A flexible crawler framework based on NodeJS.
TurtleFly is a Crawler framework based on Node.js, and now with the version 2.0. which is more simplify and flexible then version 1.
Turtlefly 2.0 consist Crawler schema design, task scheduler, request module and content parse module.
- Crawler - The core class of Node Crawler, all crawler extends this class.
- Requester - Use to make Web request.
- RedisScheduler [new] - Task interaction with redis.
- Task [new] - Record task process and schedule task.
Code of framework index.js file:
module.exports = {
Crawler: require('./lib/Crawler'),
Requester: require('./lib/Requester'),
Scheduler: require('./lib/Scheduler')
}
$ npm i turtlefly
Crawler.constructor(config)
Crawler.loadDom(buffer html, string charset = 'utf-8') : {object} cheerio object
Crawler.getList(object cheerioObj, object schema) : array dataList
Crawler.getContent(object cheerioObj, object schema) : object data
Requester.handle(string url, {charset = "UTF-8", respType = 'object', config = {}} = {}) : Promise
Task.constructor(object crawler)
Task.next(bool nextPage = true, bool nextParam = false)
Task.request({ url, charset, respType, method, config, payload })

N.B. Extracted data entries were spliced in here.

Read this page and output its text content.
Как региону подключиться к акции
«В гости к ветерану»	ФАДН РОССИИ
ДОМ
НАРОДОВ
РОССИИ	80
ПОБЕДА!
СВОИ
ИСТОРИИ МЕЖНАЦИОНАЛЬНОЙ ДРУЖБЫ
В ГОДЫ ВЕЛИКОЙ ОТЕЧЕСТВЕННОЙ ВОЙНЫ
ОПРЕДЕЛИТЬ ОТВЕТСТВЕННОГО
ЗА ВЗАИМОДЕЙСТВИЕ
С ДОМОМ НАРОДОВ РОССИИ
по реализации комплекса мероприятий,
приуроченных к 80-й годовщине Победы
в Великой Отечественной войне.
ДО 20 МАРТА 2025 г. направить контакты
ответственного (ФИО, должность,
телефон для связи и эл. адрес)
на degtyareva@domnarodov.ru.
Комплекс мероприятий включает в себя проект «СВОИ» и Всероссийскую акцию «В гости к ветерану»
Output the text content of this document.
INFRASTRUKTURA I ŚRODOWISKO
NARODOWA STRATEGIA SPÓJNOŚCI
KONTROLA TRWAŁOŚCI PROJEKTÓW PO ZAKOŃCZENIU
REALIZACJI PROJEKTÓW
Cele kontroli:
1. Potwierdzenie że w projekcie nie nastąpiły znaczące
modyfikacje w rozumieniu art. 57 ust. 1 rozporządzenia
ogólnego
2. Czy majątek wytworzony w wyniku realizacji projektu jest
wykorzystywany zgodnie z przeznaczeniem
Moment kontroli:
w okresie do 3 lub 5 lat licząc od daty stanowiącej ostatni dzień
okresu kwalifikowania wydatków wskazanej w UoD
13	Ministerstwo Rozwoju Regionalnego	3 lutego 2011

RedisScheduler module provide support for distributed task control.
Redis data construction:
${key}
for current crawler project name.
# Crawler task list, record task info.
turtlefly:task:${key}
# Task status - check this status when crawler start and switch to none when task finished.
# working|none
turtlefly:task:${key}:status {string}
# Pending task
turtlefly:task:${key}:pending {list} [task detail json]
# In progress task
turtlefly:task:${key}:inProgress {hash} [hask -> task detail json]